(Stanton) -- Iowa Governor Kim Reynolds is confident the EPA will uphold the Renewable Fuel Standard in 2020.
In 2018, the EPA granted 31 small refinery exemptions, which took an estimated 13.4 million gallons of ethanol out of the nation's supply. Current RFS levels require 15 billion gallons of ethanol to be blended into gasoline in a year. Reynolds says she is constant communication with federal officials to make up the gallons lost to the exemptions.
"I've had the opportunity to visit with (EPA) Administrator (Andrew) Wheeler, (Agriculture) Secretary (Sonny) Perdue, I've met with President Trump and with other senators to really talk about the impact this has in rural Iowa," said Reynolds. "Our main message was that 15 billion gallons means 15 billion gallons. That's what the statute calls for, so whatever small refinery waivers are issued, let's make sure we net out 15 billion gallons. That's what the message has consistently been in visiting with both the cabinet and president."
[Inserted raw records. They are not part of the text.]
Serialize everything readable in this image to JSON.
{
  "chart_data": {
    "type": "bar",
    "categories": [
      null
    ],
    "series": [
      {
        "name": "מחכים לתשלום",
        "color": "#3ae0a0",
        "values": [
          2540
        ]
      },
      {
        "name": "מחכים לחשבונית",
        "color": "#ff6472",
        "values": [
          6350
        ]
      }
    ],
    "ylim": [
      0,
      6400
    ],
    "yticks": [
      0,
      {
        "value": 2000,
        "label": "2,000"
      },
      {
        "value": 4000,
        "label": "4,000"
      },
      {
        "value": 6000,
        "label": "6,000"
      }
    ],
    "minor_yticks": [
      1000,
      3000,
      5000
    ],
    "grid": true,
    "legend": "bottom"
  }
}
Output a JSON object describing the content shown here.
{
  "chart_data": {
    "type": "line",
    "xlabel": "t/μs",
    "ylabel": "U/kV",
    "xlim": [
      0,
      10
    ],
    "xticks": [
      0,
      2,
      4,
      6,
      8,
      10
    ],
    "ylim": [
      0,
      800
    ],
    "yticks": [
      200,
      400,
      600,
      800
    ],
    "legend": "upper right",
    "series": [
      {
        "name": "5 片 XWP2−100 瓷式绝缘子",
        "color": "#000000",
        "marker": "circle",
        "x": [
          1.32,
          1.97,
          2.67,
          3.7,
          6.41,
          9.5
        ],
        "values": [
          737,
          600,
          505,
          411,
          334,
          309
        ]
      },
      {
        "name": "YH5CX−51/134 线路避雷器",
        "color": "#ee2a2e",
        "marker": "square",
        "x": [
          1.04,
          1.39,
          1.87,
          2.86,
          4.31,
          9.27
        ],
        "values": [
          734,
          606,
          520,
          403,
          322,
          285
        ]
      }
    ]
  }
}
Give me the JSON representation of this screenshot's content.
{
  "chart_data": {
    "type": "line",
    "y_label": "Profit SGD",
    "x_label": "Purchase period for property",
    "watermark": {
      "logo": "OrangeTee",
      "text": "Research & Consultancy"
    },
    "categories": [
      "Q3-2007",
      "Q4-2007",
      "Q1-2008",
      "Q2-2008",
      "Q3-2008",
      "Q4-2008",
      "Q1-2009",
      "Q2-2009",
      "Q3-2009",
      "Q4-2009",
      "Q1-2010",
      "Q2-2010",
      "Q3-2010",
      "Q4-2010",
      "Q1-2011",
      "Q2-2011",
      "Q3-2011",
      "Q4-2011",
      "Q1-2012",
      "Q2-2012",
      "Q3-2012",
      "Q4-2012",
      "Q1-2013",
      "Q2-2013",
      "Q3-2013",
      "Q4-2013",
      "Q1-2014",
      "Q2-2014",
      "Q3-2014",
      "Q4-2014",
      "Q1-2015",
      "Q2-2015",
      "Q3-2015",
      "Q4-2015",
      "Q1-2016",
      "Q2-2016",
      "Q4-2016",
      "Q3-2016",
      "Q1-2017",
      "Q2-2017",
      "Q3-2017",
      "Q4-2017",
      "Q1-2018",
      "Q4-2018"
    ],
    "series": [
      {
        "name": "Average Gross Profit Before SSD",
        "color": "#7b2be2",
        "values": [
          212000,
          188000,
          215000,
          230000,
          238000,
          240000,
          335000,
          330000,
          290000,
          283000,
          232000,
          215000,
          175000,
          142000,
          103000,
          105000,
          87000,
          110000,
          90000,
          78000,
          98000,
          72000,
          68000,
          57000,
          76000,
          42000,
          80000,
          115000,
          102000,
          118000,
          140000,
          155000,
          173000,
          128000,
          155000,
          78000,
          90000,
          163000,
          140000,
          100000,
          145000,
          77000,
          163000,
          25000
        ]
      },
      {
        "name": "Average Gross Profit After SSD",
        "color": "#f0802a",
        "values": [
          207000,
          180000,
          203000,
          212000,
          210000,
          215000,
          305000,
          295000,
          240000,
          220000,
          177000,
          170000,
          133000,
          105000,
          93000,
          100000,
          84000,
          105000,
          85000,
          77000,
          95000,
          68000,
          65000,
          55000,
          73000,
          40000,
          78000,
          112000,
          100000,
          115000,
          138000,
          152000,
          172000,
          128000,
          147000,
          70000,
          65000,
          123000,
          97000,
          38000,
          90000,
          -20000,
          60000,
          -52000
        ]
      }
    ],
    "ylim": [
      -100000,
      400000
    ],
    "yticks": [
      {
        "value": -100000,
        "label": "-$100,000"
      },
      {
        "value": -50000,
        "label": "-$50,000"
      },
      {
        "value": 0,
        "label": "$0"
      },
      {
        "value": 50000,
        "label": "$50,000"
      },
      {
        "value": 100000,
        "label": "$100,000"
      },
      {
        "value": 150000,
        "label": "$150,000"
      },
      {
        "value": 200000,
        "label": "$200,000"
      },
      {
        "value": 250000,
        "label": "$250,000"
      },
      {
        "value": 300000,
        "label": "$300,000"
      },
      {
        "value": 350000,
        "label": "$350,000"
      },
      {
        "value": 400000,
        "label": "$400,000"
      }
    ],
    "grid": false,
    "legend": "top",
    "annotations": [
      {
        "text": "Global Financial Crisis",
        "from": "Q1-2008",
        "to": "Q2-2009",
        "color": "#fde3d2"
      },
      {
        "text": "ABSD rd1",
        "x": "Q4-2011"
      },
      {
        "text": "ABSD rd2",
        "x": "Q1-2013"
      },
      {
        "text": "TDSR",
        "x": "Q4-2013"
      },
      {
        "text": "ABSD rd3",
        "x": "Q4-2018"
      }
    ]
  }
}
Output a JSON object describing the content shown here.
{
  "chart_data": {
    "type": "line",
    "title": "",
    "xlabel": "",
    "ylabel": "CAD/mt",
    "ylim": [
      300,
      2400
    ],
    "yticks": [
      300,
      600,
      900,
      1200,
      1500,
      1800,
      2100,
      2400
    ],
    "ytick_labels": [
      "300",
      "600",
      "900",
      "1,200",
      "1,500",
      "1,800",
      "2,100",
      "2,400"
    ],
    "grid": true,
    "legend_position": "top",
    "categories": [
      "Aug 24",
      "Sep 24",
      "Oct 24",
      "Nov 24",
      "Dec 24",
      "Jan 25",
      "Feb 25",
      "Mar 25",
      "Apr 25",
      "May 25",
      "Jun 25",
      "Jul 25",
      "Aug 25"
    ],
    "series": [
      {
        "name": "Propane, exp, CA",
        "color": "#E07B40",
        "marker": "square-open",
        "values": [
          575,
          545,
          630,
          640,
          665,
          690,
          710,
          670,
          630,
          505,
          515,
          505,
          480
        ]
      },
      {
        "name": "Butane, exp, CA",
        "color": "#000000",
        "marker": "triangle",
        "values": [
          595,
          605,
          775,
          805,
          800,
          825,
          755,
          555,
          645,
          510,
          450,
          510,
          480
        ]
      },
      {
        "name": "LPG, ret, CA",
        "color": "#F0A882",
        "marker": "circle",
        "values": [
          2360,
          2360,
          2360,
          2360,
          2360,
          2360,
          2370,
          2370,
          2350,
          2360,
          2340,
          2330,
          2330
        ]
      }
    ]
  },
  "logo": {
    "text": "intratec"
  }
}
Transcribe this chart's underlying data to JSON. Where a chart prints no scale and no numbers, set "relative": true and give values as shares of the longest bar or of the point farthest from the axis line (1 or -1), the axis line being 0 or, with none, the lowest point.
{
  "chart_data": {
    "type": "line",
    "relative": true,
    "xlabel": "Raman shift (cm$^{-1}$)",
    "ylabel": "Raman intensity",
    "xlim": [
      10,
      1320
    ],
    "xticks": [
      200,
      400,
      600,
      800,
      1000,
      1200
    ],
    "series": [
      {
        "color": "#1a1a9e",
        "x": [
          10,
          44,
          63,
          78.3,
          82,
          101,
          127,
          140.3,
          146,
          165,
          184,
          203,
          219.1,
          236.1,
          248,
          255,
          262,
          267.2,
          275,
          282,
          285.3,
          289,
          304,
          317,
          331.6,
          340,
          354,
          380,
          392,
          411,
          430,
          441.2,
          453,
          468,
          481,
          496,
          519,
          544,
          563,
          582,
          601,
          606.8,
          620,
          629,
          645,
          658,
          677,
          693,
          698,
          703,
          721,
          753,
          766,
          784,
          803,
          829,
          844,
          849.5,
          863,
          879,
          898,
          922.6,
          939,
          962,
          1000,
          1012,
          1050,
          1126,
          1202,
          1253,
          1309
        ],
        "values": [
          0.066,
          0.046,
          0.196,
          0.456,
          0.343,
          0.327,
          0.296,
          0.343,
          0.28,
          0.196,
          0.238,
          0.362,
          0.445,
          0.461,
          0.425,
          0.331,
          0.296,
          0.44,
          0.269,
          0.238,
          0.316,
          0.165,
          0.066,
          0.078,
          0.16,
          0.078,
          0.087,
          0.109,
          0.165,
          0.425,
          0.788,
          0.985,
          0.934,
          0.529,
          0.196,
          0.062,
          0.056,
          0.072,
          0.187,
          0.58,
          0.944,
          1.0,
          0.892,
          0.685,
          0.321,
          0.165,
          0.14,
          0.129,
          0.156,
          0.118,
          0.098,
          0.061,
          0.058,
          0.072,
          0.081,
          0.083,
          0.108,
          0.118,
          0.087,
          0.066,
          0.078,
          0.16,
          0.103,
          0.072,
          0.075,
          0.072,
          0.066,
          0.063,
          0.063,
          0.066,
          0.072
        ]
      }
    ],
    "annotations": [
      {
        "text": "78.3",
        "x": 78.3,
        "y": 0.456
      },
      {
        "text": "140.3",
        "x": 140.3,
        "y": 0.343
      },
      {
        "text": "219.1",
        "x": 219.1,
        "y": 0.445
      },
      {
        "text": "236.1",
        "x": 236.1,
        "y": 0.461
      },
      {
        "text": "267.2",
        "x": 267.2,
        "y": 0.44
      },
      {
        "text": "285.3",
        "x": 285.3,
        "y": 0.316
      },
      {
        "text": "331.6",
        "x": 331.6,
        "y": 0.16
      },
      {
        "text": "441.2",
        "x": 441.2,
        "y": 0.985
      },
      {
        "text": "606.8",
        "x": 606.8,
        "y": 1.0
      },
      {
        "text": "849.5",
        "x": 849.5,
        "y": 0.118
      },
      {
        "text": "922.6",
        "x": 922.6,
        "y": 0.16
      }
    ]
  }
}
Ethanol is estimated to account for 37% of the U.S. corn market. The USDA predicts around 230 million fewer bushels of corn will be needed for ethanol production in the current marketing year. In addition to finding more domestic markets, Reynolds says she is hoping to add money to the FY 2021 state budget for ethanol infrastructure.
"The Japan trade agreement -- when we were over there on a trade mission -- they said there are opportunities for ethanol there," said Reynolds. "Not only do we need to grow domestic demand, but I'll be looking at putting additional funding into our renewable fuel infrastructure program this year, so that we can help build out the infrastructure and build out domestic use."
This fall, President Trump agreed to reallocate any gallons lost to exemptions back into the RFS. However, the EPA sought comment on a proposal from the U.S. Department of Energy that would use a three-year rolling average to determine the amount of gallons reallocated. Reynolds says she is confident the president will keep his word on the RFS.
"I'm going to take the president at his word," said Reynolds. "He has made it very clear that that was what he was going to see happen. I believe that he is going to make it happen and take him at his word. He said 15 billion gallons means 15 billion gallons. That was the number one ask that we had. I'm going to put my faith in that."
U.S. Agriculture Secretary Sonny Perdue acknowledged farmers may be frustrated by small refinery exemptions, but he says the administration is working to rebuild trust.
"I think trust has been damaged, but you have to regain and rebuild trust by carrying out what we are telling you," said Perdue. "That's yet to be determined. I think just like the governor said, I trust President Trump to insist and make sure that's what happens."
Reynolds and Perdue were in Stanton Thursday.